It started off as a conference about the Linux desktop. In the end, it may be considered the event that accomplished its goal in spite of itself.
The event is the soon-to-occur Desktop Linux Summit scheduled for Feb. 20 and 21 in San Diego, Calif. It was originally billed as "the first-event entirely devoted to desktop Linux and will be hosted by the top executives of leading technology companies" (see www.desktoplinux.com/news/NS7709909925.html).Unfortunately, the conference hit a major pothole before arriving at its destination. The key sponsor of the event, Lindows.com Inc., apparently decided to exercise its preeminence by unilaterally superseding the work of the show's advisory board, which it had assembled for the event. With barely a month until show time, Lindows reportedly replaced the show agenda, substituting the original opening keynote speaker Bruce Perens, an author and open-source advocate, with Lindows CEO Michael Robertson.
This sent some of the participants into an uproar because the promised vendor-neutral summit was suddenly looking like a very vendor-specific event. Several show supporters have apparently left the ranks of expected participants, including Hewlett-Packard Co., former organizer DesktopLinux.com, Linux distributor Lycoris Inc., and the aforementioned Mr. Perens.
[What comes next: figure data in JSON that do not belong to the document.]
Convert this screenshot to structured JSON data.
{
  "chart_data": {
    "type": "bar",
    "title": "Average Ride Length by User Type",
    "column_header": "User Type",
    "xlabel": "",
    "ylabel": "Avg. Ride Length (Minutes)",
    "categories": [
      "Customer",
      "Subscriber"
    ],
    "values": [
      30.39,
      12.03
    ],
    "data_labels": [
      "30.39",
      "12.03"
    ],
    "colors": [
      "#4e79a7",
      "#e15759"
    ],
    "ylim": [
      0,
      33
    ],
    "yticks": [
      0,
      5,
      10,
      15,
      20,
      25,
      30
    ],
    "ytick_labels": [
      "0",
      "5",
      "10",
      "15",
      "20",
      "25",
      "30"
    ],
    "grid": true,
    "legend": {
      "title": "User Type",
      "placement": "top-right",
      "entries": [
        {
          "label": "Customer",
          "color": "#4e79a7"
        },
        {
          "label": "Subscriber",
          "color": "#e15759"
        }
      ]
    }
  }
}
Now, I understand the principle that the kid who owns the ball gets to pick the game to be played, but that should happen before the players take the field. In the world of conferences, the time for directional changes is months before the show -- before sponsors, vendors, and attendees commit time, money, and manpower in support of the event. Making radical changes at the 11th hour is just not good business.
Likewise, when over 98 percent of the product you sell is created by others, it is not wise to do things that alienate these suppliers. Yet this turn of events generated significantly more bad feeling toward Lindows in the Linux developer community -- which is quite a feat since Lindows has an uncanny knack for irritating the open-source community as it is.
But the story does not end there. In true open-source style, a very active movement to turn lemons into lemonade is taking shape. In open source, a project that executes good concepts poorly is often replaced with a new project that aims to execute the same good concepts in a better fashion. In this case, the new project can be seen in the recent birth of the Desktop Linux Consortium (DLC) (see www.desktoplinuxconsortium.com), a neutral vendor organization formed to further the advance of Linux on the desktop. DLC members include SuSE Linux AG, MandrakeSoft SA, DesktopLinux.com, KDE, and Ximian Inc.; Lindows is notably absent from the roster.
The formation of the DLC has had two major consequences. First, it clearly indicates that many vendors believe the time has come for desktop Linux. And second, it reminds us that advances in the open-source world are not subject to any single organization's whims. Advances will continue even if one organization falters in execution.
Add to this the recent desktop offerings from SuSE and Red Hat, the birth of desktop distribution Xandros, and the announcement that KDE and Gnome desktop groups now intend to publish a shared document for Human Interface Guidelines, and it is clear that the Linux desktop is now serious business.